The Compensation Capacitor Problem
That “mystery capacitor” across the transformer primary is a parallel resonant circuit. It compensates for leakage inductance and stray capacitance, making the SWR curve flatter — but it does not improve transformer efficiency. In fact, it can:
- Mask high transformer losses at band edges
- Create narrow “blind spots” where efficiency collapses
- Increase heating in the ferrite at high power levels
The result is an antenna that may tune on 7 bands but wastes more power as heat in the transformer than it delivers to the far field, especially on 10 m and 12 m — and on 80 m with Type 52 ferrite.
How the TermiLoop Differs
The TermiLoop 160–6 takes a different approach. It is a terminated loop antenna — the termination is deliberate, providing broadband impedance stability from 1.8 MHz to 54 MHz. Yes, the termination resistor dissipates some RF power (by design), but the transformer is working well within its optimal range at all frequencies.

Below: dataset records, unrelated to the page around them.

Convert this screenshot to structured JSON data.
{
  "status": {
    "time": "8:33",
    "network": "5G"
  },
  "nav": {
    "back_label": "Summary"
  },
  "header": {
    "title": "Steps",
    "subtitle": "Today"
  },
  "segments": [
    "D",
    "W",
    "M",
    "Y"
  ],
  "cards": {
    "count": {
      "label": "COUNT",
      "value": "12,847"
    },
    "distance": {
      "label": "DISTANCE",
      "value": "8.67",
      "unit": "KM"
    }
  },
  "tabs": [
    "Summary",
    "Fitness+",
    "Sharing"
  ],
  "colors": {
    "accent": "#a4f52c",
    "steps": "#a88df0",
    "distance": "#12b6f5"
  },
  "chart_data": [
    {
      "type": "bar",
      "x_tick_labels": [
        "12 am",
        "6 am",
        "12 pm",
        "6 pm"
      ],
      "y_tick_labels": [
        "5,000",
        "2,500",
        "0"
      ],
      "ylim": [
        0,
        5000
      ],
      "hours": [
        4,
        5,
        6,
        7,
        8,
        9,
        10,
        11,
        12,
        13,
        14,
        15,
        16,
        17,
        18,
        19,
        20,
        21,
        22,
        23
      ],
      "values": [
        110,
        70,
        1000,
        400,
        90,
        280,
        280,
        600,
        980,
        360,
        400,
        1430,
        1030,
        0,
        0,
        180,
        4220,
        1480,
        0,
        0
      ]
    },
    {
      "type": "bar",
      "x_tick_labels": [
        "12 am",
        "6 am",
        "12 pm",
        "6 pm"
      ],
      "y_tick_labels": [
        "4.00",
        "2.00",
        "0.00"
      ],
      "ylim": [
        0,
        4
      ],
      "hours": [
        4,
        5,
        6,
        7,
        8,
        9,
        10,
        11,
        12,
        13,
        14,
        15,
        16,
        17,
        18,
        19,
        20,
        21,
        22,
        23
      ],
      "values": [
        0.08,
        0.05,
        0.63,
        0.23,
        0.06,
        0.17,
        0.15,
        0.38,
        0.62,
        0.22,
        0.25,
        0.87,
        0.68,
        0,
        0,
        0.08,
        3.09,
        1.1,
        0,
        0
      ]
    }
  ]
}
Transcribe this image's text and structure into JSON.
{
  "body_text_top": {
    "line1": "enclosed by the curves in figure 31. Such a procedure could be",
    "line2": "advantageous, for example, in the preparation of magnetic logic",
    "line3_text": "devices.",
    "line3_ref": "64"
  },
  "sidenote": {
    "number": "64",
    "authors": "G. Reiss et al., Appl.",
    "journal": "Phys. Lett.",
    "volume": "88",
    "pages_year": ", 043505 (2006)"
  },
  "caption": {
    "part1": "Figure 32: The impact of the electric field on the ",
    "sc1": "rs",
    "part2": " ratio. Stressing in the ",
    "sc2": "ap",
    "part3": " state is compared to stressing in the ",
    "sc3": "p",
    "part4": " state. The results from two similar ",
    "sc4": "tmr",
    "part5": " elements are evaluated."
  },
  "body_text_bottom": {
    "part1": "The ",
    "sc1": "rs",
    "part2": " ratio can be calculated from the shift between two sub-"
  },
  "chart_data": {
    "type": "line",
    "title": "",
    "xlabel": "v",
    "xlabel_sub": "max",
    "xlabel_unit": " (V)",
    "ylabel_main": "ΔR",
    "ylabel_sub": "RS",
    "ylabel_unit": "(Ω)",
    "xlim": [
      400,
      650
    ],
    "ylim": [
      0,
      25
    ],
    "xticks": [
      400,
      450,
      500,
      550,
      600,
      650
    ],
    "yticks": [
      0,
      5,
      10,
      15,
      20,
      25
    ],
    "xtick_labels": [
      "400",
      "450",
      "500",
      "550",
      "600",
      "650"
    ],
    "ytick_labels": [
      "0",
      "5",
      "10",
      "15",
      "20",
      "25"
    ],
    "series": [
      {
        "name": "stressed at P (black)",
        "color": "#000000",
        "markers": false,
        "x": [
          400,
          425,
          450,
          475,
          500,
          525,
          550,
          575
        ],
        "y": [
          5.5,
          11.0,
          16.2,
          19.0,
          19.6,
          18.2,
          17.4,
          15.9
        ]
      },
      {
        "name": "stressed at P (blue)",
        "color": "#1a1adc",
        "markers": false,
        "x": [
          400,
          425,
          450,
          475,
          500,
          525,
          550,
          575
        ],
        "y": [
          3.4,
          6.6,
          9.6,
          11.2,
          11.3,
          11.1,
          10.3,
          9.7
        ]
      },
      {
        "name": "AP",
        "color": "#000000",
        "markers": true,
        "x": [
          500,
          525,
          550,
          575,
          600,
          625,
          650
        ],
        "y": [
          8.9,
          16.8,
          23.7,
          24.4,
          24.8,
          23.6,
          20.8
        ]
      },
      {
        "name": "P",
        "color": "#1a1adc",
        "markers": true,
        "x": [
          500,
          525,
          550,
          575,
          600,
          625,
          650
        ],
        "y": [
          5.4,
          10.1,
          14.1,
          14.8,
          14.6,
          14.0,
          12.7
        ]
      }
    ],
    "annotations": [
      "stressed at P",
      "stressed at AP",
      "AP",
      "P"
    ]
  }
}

- Real multiband coverage — 160, 80, 40, 30, 20, 17, 15, 12, 10, and 6 meters with no retuning or traps
- Consistent efficiency — even where a 49:1 EFHW transformer struggles
- QRO ready — no “hot ferrite” failure risk on high duty cycle modes
- Predictable pattern — especially when installed as a sloper or inverted loop
But Doesn’t the Termination Waste Power?
Yes — a fraction of transmitter power is converted to heat in the termination resistor. However, this is a known and controlled loss, typically in the 15–30% range, and it stays consistent across bands. By contrast, a “wideband” EFHW with a compensation capacitor can be losing 40–50% of your RF on some bands without you even knowing, because the SWR meter is hiding it.
Band Coverage Reality
The TermiLoop’s design means it truly covers all HF bands plus 6 m. And on 6 m, the truth is: almost any HF antenna will work during Sporadic E. What matters is that the antenna presents a reasonable impedance to the radio and can handle the power — both of which the TermiLoop does easily.
Mini-FAQ
- Is the TermiLoop more efficient than a wideband EFHW? — Yes, despite the termination loss, its transformer operates efficiently on all bands.
- Does the TermiLoop need a tuner? — No, it’s designed to work without one across its entire range.
- Can the TermiLoop handle QRO? — Yes, it’s built for high-duty modes and continuous service.